In order for that we need more renewable energy, otherwise we're just burning fossil fuel, producing carbon dioxide, and then capturing it. Solar, wind, algae biofuel, renewable diesel, green hydrogen, etc. We have to be careful how we use energy otherwise we're just producing carbon dioxide to capture carbon dioxide.
People keep complaining that solar and wind give us “too much electricity at the wrong time”, causing power prices to go negative (as if this is a problem). Having a beneficial process like co2 removal that you can do at any time of day (the co2 isn’t going anywhere) that would soak up all that energy seems like a win win.

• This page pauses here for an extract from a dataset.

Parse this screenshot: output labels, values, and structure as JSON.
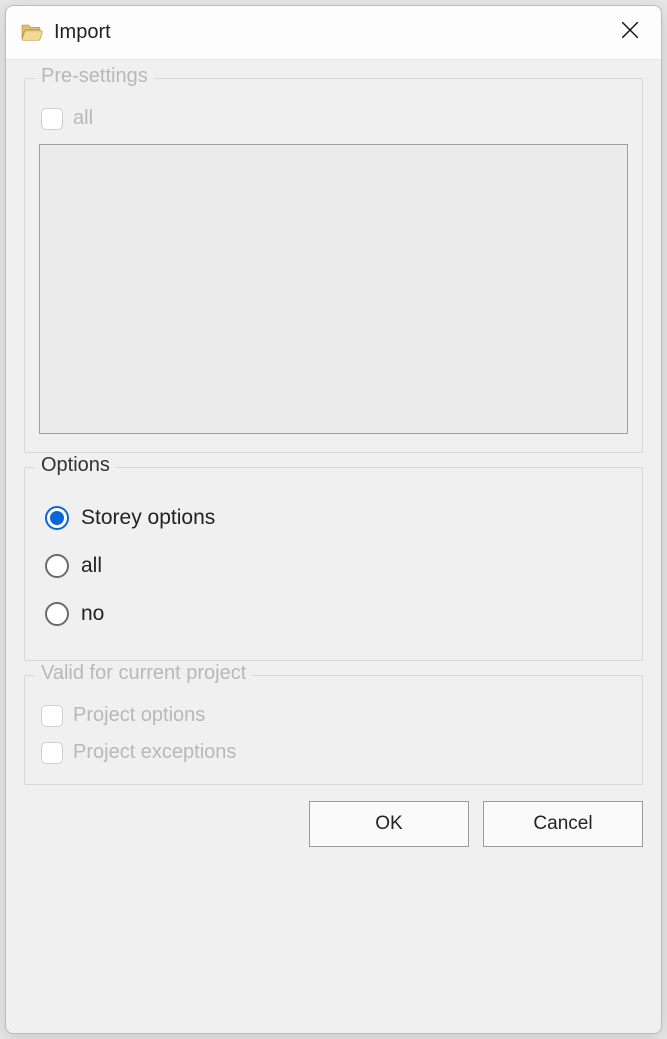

Yea, and one of the best ways to sequester carbon dioxide is by using algae. Algae biofuels are a great way out of the climate crisis. Use excess energy to produce algae biofuel, net negative emissions.
But if it's used as fuel, wouldn't that typically return the CO~2~? Just about all fuels are burned, which creates the CO~2~, and you have to make sure the energy you use to make and transport the fuel is clean, too.
Yes, but overall it would be net negative carbon dioxide emissions.
How does it stay net negative? Carbon goes into the fuel, which is good, but doesn't like all of it come back out when burned for fuel? My understanding is that these fuels can only really achieve neutrality, and that assumes clean energy used to make the fuel.
Looks at US corn production for ethanol 👀
Yea that's an example of greenwashing.